The island is small, measuring little more than a mile in every direction, an easy thirty-minute walk from one side to the other. Its topography, assuming it bears any distinctions beyond sandy flatness, is entirely obscured by the great, hardened heap of guano, which rises like a large bluff, two hundred feet into the sky.

In its current state, the bluff is as hard as rock, and the top is too steep to climb. This means it is also impossible to get at it with an ax. So our first orders of business have been to discover (1) how to ascend the bloody thing, (2) how to safely work at the top, and (3) how to remove the guano we chip away without losing half of it to the wind or the sea.

The first week we spent on the island was devoted to studying these problems and then ultimately constructing a network of scaffolding and chutes.

Now we dig terraces up the side of the bluff, working the full detachment of hired men including Joseph, Stoker, and me. The lot of us—forty-five in all—swing the axes from sunrise until sunset. (And yes, I see the irony of sealing mines on my own Yorkshire estate only to become a miner myself halfway across the world, perhaps the first ever nobleman to have done so.)
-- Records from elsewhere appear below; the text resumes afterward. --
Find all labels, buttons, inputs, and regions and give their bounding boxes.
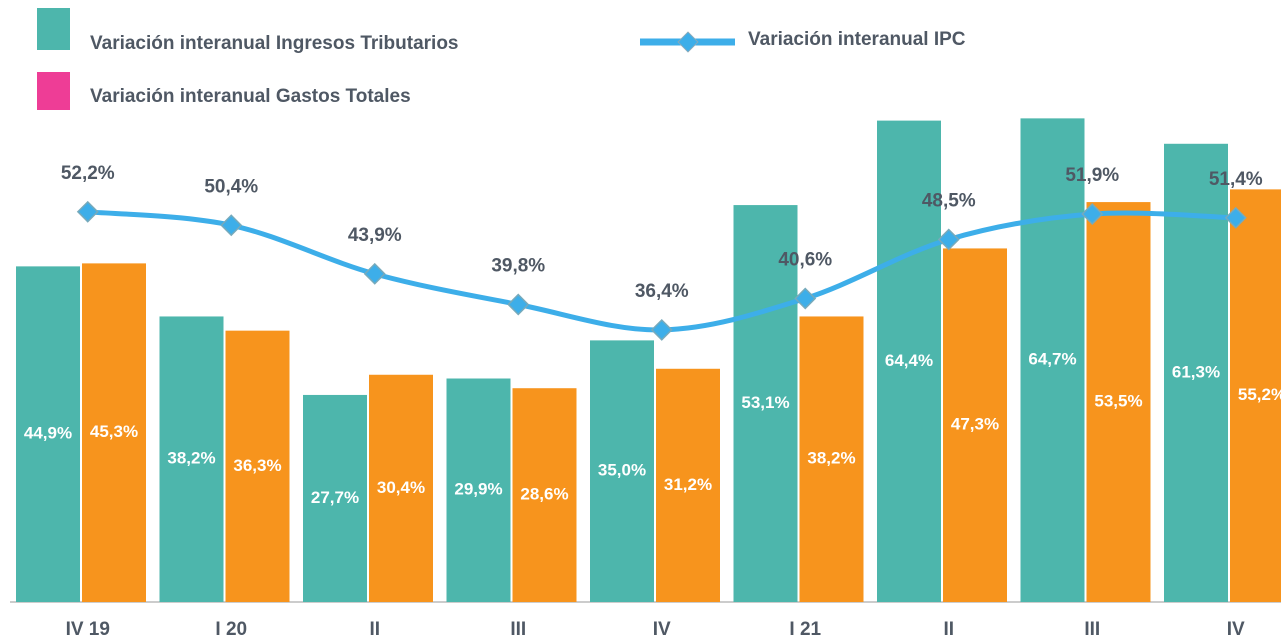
bar [446,378,511,602]
line-marker [794,287,817,310]
legend-label: Variación interanual Ingresos Tributario… [90,33,459,54]
legend-label: Variación interanual IPC [748,29,966,50]
bar [1086,202,1151,602]
bar [225,330,290,602]
line-value-label: 50,4% [204,176,258,197]
bar-value-label: 31,2% [664,475,712,494]
x-tick-label: I 20 [215,619,247,640]
bar-value-label: 27,7% [311,488,359,507]
bar-value-label: 64,4% [885,351,933,370]
bar-value-label: 64,7% [1028,350,1076,369]
line-marker [76,200,99,223]
bar-value-label: 61,3% [1172,362,1220,381]
line-value-label: 51,4% [1209,169,1263,190]
bar-value-label: 53,1% [741,393,789,412]
bar-value-label: 55,2% [1238,385,1281,404]
line-value-label: 36,4% [635,281,689,302]
bar-value-label: 29,9% [454,480,502,499]
bar [369,374,433,602]
line-value-label: 39,8% [491,256,545,277]
x-tick-label: IV [1227,619,1245,640]
bar-value-label: 45,3% [90,422,138,441]
bar [1164,143,1228,602]
legend-label: Variación interanual Gastos Totales [90,86,411,107]
line-value-label: 51,9% [1065,165,1119,186]
x-tick-label: IV 19 [66,619,110,640]
legend-swatch [37,72,70,110]
bar-value-label: 38,2% [167,449,215,468]
bar [303,394,367,602]
line-marker [937,228,960,251]
line-marker [1081,203,1104,226]
bar-value-label: 44,9% [24,424,72,443]
bar-value-label: 38,2% [807,449,855,468]
bar-value-label: 47,3% [951,415,999,434]
bar [1020,118,1085,603]
bar-value-label: 35,0% [598,461,646,480]
bar [16,266,80,602]
bar-value-label: 53,5% [1094,392,1142,411]
x-tick-label: III [510,619,526,640]
line-marker [363,262,386,285]
line-marker [507,293,530,316]
x-tick-label: II [369,619,380,640]
bar [656,368,720,602]
bar [1230,189,1281,602]
legend-swatch [37,8,70,50]
line-value-label: 48,5% [922,190,976,211]
bar-value-label: 30,4% [377,478,425,497]
line-marker [650,318,673,341]
line-value-label: 40,6% [778,250,832,271]
x-tick-label: II [943,619,954,640]
line-value-label: 52,2% [61,163,115,184]
bar [733,205,798,602]
bar [82,263,146,602]
bar [159,316,224,602]
line-marker [220,214,243,237]
bar [799,316,864,602]
bar [943,248,1007,602]
line-marker [1224,206,1247,229]
bar-value-label: 36,3% [233,456,281,475]
bar [590,340,654,602]
line-value-label: 43,9% [348,225,402,246]
x-tick-label: IV [653,619,671,640]
bar [877,120,941,603]
x-tick-label: I 21 [789,619,821,640]
x-tick-label: III [1084,619,1100,640]
bar-value-label: 28,6% [520,485,568,504]
legend-marker [677,31,699,53]
bar [512,388,577,602]
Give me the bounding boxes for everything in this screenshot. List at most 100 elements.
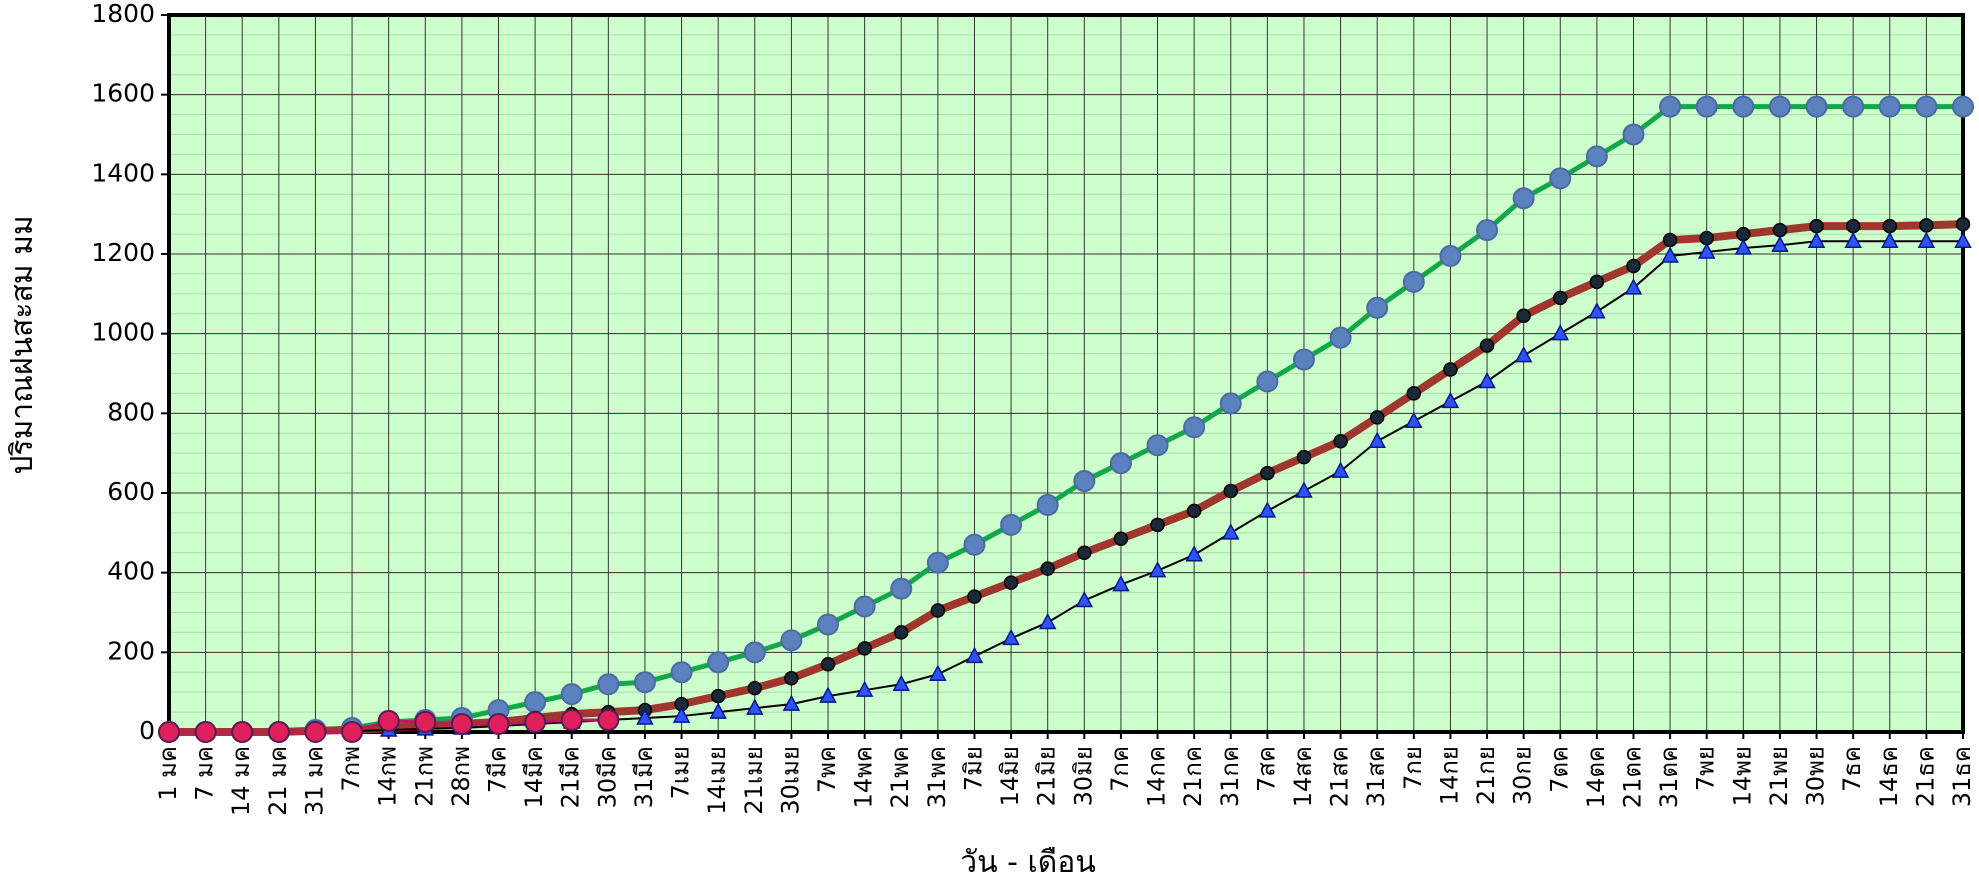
x-tick-label: 21กค xyxy=(1179,746,1207,807)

Certainly I am the only earl to mine bird excrement. Doubtful this is an irony my tenants would enjoy, nor should they, but when I write to Caldera, I have new insights and sympathies that my brother might pass along to them. If nothing else, I hope they can see that I am trying. I did not seal the mines and leave them to struggle without making considerable effort to provide some other, safer way.

And now comes the portion of this letter where I risk both my pride and your impression of me, if ever it was positive. You’ll indulge me, I hope, as I’ve little else to occupy me here but thoughts of you.

You are always on my mind, Willow. Constantly, it seems. The memory of you is with me in the heat of the day, when my arms are so tired I cannot lift the ax again, when my hands bleed through my gloves. And you are with me in the night, when I am alone outside my pathetic tent, staring up at an endless sky, frosted with endless stars.

I entertain myself by guessing what you might be doing in that exact moment. Your impression of London, as described in the Christmas letter, captured the spirit of a great explorer, and I have read it more times than I can count. Looking back, I think how I might have—how I should have—remained in London, even for one day, to accompany you on one turn ’round Mayfair or Hyde Park. The blind rush was my loss, obviously, as you have clearly made your own way (a triumph I never doubted), but I am jealous of your friends. They share with you the pleasure of discovery; they know the delight of turning the corner and seeing some unexpected tableau, distinctly, timelessly London, and yet so new to you. I wonder what you have made of the British Museum. Of Green Park, which is my favorite park, the green openness most like Yorkshire. Have you seen the new London Zoo or London Bridge?